1935 popular song by Jimmy McHugh & Dorothy Fields

"I'm in the Mood for Love" is a popular song published in 1935. The music was written by Jimmy McHugh, with the lyrics by Dorothy Fields. The song was introduced by Frances Langford in the movie Every Night at Eight released that year.

It became Langford's signature song. Bob Hope, who frequently worked with Langford entertaining troops in World War II, later wrote that her performance of the song was often a show-stopper.

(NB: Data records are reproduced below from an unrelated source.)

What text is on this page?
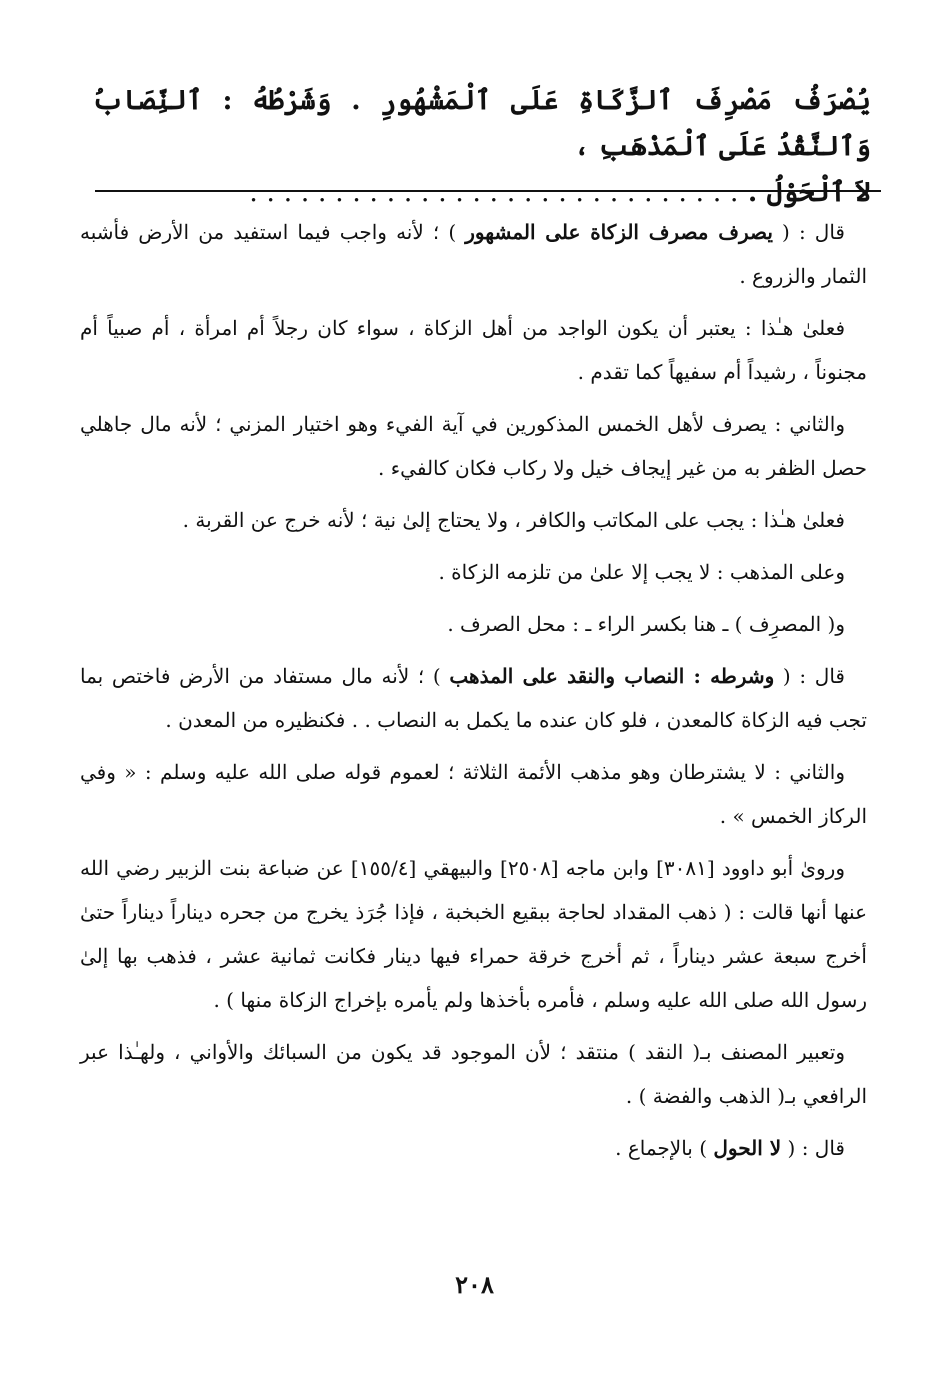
يُصْرَفُ مَصْرِفَ ٱلزَّكَاةِ عَلَى ٱلْمَشْهُورِ . وَشَرْطُهُ : ٱلنِّصَابُ وَٱلنَّقْدُ عَلَى ٱلْمَذْهَبِ ،
لاَ ٱلْحَوْلُ . . . . . . . . . . . . . . . . . . . . . . . . . . . . . .

قال : ( يصرف مصرف الزكاة على المشهور ) ؛ لأنه واجب فيما استفيد من الأرض فأشبه الثمار والزروع .

فعلىٰ هـٰذا : يعتبر أن يكون الواجد من أهل الزكاة ، سواء كان رجلاً أم امرأة ، أم صبياً أم مجنوناً ، رشيداً أم سفيهاً كما تقدم .

والثاني : يصرف لأهل الخمس المذكورين في آية الفيء وهو اختيار المزني ؛ لأنه مال جاهلي حصل الظفر به من غير إيجاف خيل ولا ركاب فكان كالفيء .

فعلىٰ هـٰذا : يجب على المكاتب والكافر ، ولا يحتاج إلىٰ نية ؛ لأنه خرج عن القربة .

وعلى المذهب : لا يجب إلا علىٰ من تلزمه الزكاة .

و( المصرِف ) ـ هنا بكسر الراء ـ : محل الصرف .

قال : ( وشرطه : النصاب والنقد على المذهب ) ؛ لأنه مال مستفاد من الأرض فاختص بما تجب فيه الزكاة كالمعدن ، فلو كان عنده ما يكمل به النصاب . . فكنظيره من المعدن .

والثاني : لا يشترطان وهو مذهب الأئمة الثلاثة ؛ لعموم قوله صلى الله عليه وسلم : « وفي الركاز الخمس » .

وروىٰ أبو داوود [٣٠٨١] وابن ماجه [٢٥٠٨] والبيهقي [١٥٥/٤] عن ضباعة بنت الزبير رضي الله عنها أنها قالت : ( ذهب المقداد لحاجة ببقيع الخبخبة ، فإذا جُرَذ يخرج من جحره ديناراً ديناراً حتىٰ أخرج سبعة عشر ديناراً ، ثم أخرج خرقة حمراء فيها دينار فكانت ثمانية عشر ، فذهب بها إلىٰ رسول الله صلى الله عليه وسلم ، فأمره بأخذها ولم يأمره بإخراج الزكاة منها ) .

وتعبير المصنف بـ( النقد ) منتقد ؛ لأن الموجود قد يكون من السبائك والأواني ، ولهـٰذا عبر الرافعي بـ( الذهب والفضة ) .

قال : ( لا الحول ) بالإجماع .

٢٠٨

==Other notable recordings==

- 1935 Louis Armstrong
- 1935 Leo Reisman and his Orchestra with vocals by Frank Luther.
- 1946 Billy Eckstine — this single release reached No. 12 in the Billboard charts.
- 1951 Erroll Garner — instrumental (earlier informal recording in 1944)
- 1961 The Chimes — reached No. 38 in the Billboard charts.
- 1965 Lord Tanamo recorded a ska version of the song ("I'm in the Mood for Ska") for Ska Beat label. This version reached number 58 on the UK Singles Chart in 1990 for three weeks after being used on the soundtrack of a British TV ad for a brand of food stuffing called Paxo in 1989.
- 1999 Hip-hop artist Prince Paul sampled the song as the basis for the track "Mood for Love" on his album A Prince Among Thieves, with Don Newkirk singing its original lyrics.
- 2000 Jools Holland and His Rhythm & Blues Orchestra featuring Jamiroquai — performed live on Later... with Jools Holland as well as being released as a single as part of the soundtrack for the movie Kevin & Perry Go Large; a music video was released for the song in 2001; it paid tribute to the recently deceased Julie London, who had previously performed the song (albeit in a different arrangement).

==Legacy==
Wong Kar-wai's acclaimed 2000 romantic drama film In the Mood for Love borrows its English title from the song. Wong had planned to name the film Secrets until listening to the song late in post-production.